The past decade, since the 2008 global financial crisis, has witnessed the rise of protectionism and populism amid a new round of efforts by various emerging countries to boost regional economic and trade integration. 

As the world's second-largest economy with largest volume of trade in goods, China is now aiming at accelerating the implementation of its Free Trade Agreement (FTA) strategy, gradually weaving a high-standard FTA network, and bringing about comprehensive opening-up dynamics that link the West and the East.

VCG Photo

VCG Photo

For China, the building of mega-RTA, or mega-Regional Trade Agreements, is essential to both promoting the nation's own opening-up and realizing the interconnectivity of the global economy. Tracing the trajectory of China's national development strategies, one could identify its repeated and strong emphasis on building a comprehensive FTA network as a strategic national task in the past decade. The momentum of mega-RTA negotiations, that China is proactively participating and promoting, would exert deep impact on the global economy.

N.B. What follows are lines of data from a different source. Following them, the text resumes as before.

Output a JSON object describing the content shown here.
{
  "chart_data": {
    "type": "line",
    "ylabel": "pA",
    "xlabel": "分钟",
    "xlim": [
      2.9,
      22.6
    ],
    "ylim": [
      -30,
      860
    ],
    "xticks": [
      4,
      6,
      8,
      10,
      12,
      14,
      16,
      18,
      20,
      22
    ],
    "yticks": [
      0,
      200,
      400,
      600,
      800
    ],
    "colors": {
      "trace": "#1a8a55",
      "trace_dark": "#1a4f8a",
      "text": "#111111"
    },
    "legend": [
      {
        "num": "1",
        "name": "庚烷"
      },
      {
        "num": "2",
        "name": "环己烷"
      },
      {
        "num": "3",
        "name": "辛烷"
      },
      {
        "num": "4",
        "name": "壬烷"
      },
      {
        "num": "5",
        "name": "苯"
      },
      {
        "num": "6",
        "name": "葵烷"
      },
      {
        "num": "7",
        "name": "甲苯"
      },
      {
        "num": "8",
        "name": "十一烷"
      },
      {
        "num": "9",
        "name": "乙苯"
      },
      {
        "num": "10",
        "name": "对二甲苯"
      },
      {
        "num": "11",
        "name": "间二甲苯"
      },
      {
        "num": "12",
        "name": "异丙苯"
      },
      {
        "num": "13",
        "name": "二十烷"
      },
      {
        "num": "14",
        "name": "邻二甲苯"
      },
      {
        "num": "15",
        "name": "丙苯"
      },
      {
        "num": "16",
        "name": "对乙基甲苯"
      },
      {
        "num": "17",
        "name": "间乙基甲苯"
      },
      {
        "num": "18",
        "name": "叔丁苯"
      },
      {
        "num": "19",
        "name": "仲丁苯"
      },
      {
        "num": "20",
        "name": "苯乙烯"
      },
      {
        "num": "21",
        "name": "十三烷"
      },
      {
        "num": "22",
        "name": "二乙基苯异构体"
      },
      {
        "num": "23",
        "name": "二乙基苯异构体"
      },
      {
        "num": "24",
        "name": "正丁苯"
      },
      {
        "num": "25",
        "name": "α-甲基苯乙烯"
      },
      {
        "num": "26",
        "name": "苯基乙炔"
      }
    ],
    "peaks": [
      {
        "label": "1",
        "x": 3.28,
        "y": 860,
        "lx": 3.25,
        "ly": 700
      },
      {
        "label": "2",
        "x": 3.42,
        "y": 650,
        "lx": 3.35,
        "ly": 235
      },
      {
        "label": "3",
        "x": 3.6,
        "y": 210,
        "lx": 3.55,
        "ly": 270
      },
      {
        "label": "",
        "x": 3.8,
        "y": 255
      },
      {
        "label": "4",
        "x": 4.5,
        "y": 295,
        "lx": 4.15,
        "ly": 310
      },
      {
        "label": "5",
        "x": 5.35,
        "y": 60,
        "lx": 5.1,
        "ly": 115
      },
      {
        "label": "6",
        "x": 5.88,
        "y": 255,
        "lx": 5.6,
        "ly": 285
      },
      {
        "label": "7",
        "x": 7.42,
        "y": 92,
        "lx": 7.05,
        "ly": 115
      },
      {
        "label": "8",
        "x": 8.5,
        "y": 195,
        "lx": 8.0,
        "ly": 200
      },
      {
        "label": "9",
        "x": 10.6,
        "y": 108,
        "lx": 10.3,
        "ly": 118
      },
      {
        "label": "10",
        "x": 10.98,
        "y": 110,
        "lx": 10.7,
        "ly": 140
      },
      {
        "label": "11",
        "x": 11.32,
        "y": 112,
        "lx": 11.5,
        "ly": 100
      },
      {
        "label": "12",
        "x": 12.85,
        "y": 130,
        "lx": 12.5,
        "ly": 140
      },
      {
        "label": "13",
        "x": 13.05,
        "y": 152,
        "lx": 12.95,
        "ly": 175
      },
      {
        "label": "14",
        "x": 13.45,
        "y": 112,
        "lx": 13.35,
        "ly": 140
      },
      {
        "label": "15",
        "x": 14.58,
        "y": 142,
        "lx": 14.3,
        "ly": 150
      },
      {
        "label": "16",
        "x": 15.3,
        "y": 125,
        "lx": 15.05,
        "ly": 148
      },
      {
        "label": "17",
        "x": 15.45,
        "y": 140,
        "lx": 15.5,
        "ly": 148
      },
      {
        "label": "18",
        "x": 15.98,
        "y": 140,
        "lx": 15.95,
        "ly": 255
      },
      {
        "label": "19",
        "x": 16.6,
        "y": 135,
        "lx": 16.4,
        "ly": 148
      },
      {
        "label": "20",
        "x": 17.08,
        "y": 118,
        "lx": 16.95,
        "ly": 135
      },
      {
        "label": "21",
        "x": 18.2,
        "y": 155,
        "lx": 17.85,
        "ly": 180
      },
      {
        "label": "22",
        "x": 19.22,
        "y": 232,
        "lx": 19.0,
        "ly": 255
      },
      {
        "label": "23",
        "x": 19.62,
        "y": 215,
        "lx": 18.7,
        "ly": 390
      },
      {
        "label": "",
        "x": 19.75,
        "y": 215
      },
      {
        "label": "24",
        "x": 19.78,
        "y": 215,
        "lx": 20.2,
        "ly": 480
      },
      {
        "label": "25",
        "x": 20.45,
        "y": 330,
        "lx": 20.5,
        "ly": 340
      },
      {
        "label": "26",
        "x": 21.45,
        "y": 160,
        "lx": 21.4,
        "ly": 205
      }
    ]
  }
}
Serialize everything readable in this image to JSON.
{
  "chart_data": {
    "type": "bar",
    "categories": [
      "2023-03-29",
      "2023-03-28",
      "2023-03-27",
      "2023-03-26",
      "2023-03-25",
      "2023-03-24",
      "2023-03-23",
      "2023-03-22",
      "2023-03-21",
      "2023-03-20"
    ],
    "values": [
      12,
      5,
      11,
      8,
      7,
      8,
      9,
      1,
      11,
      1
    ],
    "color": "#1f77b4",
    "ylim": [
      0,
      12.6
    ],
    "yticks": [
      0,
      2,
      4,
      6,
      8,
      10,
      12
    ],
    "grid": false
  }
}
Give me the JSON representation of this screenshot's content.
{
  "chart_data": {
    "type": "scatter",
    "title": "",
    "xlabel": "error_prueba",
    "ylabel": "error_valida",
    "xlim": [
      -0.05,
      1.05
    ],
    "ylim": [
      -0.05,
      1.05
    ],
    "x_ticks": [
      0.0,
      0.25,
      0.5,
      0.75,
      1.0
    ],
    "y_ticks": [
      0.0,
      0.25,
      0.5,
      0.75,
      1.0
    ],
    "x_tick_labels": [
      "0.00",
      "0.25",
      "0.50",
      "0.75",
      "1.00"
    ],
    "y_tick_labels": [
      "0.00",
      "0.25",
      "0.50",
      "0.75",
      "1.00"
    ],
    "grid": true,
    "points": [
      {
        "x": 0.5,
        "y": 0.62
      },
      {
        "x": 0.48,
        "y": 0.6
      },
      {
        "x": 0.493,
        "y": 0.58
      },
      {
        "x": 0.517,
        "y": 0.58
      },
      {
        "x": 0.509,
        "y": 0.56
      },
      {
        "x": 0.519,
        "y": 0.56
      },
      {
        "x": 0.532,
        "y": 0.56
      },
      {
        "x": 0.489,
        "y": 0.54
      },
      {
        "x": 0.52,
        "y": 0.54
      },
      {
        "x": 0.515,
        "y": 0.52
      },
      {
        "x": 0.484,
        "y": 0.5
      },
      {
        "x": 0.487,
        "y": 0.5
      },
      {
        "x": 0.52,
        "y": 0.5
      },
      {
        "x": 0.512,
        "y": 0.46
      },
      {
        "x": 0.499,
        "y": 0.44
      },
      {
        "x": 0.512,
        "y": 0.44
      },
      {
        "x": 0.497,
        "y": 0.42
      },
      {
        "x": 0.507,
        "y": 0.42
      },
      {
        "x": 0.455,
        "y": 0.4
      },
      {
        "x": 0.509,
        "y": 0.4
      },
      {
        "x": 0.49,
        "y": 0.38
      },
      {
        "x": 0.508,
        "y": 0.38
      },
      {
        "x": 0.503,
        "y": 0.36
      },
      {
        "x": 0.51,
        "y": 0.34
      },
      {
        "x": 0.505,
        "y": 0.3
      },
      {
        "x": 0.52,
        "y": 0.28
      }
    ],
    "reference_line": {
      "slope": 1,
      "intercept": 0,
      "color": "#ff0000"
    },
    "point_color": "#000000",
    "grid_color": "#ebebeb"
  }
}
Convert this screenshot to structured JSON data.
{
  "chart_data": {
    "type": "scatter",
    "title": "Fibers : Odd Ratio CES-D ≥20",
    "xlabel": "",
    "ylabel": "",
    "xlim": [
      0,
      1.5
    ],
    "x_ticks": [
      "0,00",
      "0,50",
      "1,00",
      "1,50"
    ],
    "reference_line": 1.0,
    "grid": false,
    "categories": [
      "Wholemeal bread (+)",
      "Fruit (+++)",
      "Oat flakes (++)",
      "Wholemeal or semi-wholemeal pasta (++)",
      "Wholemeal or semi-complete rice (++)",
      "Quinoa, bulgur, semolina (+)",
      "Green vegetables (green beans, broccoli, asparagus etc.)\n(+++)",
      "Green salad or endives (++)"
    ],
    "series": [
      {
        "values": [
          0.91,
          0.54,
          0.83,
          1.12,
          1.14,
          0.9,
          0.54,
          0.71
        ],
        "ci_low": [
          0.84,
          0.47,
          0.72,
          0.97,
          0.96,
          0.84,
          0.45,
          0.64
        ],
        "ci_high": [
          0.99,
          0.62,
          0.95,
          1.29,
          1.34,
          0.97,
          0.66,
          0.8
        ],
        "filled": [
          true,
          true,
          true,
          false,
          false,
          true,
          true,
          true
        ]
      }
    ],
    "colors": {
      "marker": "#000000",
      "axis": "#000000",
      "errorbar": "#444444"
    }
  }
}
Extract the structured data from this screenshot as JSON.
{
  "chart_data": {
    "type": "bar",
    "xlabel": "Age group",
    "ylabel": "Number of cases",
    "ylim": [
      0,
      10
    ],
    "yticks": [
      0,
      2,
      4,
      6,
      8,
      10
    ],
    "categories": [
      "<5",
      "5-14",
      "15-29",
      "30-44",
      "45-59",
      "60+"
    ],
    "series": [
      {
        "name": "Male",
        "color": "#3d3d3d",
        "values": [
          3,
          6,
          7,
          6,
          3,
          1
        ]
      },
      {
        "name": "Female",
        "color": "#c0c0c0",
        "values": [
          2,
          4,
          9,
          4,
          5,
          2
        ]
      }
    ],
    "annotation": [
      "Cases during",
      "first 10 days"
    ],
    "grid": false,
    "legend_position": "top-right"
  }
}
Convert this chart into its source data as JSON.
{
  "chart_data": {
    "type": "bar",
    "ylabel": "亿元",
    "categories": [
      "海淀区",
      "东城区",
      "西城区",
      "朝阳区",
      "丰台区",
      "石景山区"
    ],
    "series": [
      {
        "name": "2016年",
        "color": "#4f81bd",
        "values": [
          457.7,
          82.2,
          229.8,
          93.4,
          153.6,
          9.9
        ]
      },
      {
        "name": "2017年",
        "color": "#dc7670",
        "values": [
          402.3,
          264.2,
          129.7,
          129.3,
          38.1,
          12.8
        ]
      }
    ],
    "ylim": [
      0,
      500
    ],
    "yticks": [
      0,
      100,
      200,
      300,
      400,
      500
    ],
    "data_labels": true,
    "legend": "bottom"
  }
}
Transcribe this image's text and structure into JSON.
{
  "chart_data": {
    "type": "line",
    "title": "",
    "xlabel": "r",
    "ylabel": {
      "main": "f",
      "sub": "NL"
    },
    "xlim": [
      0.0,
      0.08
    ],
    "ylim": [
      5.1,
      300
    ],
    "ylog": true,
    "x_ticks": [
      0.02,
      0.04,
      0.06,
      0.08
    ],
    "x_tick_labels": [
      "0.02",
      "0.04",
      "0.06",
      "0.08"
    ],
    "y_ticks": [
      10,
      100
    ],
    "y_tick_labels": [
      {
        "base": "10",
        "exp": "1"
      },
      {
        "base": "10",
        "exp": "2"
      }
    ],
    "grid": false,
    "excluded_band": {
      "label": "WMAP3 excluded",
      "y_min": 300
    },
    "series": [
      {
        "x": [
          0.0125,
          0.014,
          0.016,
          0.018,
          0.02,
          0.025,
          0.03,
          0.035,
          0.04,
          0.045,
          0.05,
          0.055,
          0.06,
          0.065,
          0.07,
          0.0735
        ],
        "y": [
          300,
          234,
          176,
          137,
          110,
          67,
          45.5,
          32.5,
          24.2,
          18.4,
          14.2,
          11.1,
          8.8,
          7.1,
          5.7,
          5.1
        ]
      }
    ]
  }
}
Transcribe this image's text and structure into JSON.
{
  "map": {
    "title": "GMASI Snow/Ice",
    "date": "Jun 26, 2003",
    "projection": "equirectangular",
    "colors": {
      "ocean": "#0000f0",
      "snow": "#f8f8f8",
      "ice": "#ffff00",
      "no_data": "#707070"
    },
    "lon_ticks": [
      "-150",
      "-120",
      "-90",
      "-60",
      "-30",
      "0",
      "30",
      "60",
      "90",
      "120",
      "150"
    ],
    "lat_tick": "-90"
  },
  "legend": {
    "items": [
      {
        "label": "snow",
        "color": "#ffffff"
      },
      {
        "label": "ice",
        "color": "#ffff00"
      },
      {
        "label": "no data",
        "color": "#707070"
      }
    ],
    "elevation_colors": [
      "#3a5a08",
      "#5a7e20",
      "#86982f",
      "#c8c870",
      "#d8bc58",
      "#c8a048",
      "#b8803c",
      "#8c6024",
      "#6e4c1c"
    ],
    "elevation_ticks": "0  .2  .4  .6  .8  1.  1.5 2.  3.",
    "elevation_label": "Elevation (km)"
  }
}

Technically, trade costs include both tariff and non-tariff barriers. Current regional trade agreement negotiations largely focus on collaborating and building new rules and standards, relating more to removing non-tariff obstacles. 

Specifically, this calls for common endeavors from parties involved to lower existing hefty costs in terms of transportation and logistics, technical standards certification and integration, information access and communications, and more fundamentally, interconnectivity of laws, rules and social institutions.

The urgency of achieving this pact and playing a greater role in global trade via further opening up is widely recognized by Asian economies. Some member countries call for the successful conclusion by the end of this year. Yet more negotiation flexibility is needed, especially in controversial issues like Intellectual Property Rights (IPR) and dispute settlement mechanisms, so as to tackle long-run disagreements and boost free trade of commodities and services in this e-commerce era.

Looking back at the world's economy history in the past few centuries, the world is again witnessing the wrangling between economic protectionism and free trade. Such wrangling, back in the 19th and 20th centuries, led to intensive confrontation and even wars.

The current international economic order, since the end of World War Two, was founded to facilitate free trade and peaceful development and help countries across the world to share global welfare through free flow of commodities and capital. 

Nonetheless, since the late 20th century, existing order has often failed to satisfy growing development demands from the emerging world, and needs to be fixed. Efforts like the RCEP construction, which seek to boost economic integration among the world's fastest growing economies, are solid steps ahead to fix institutional loopholes in the existing order and further improve its balance through new stimulus into the vigor of free trade.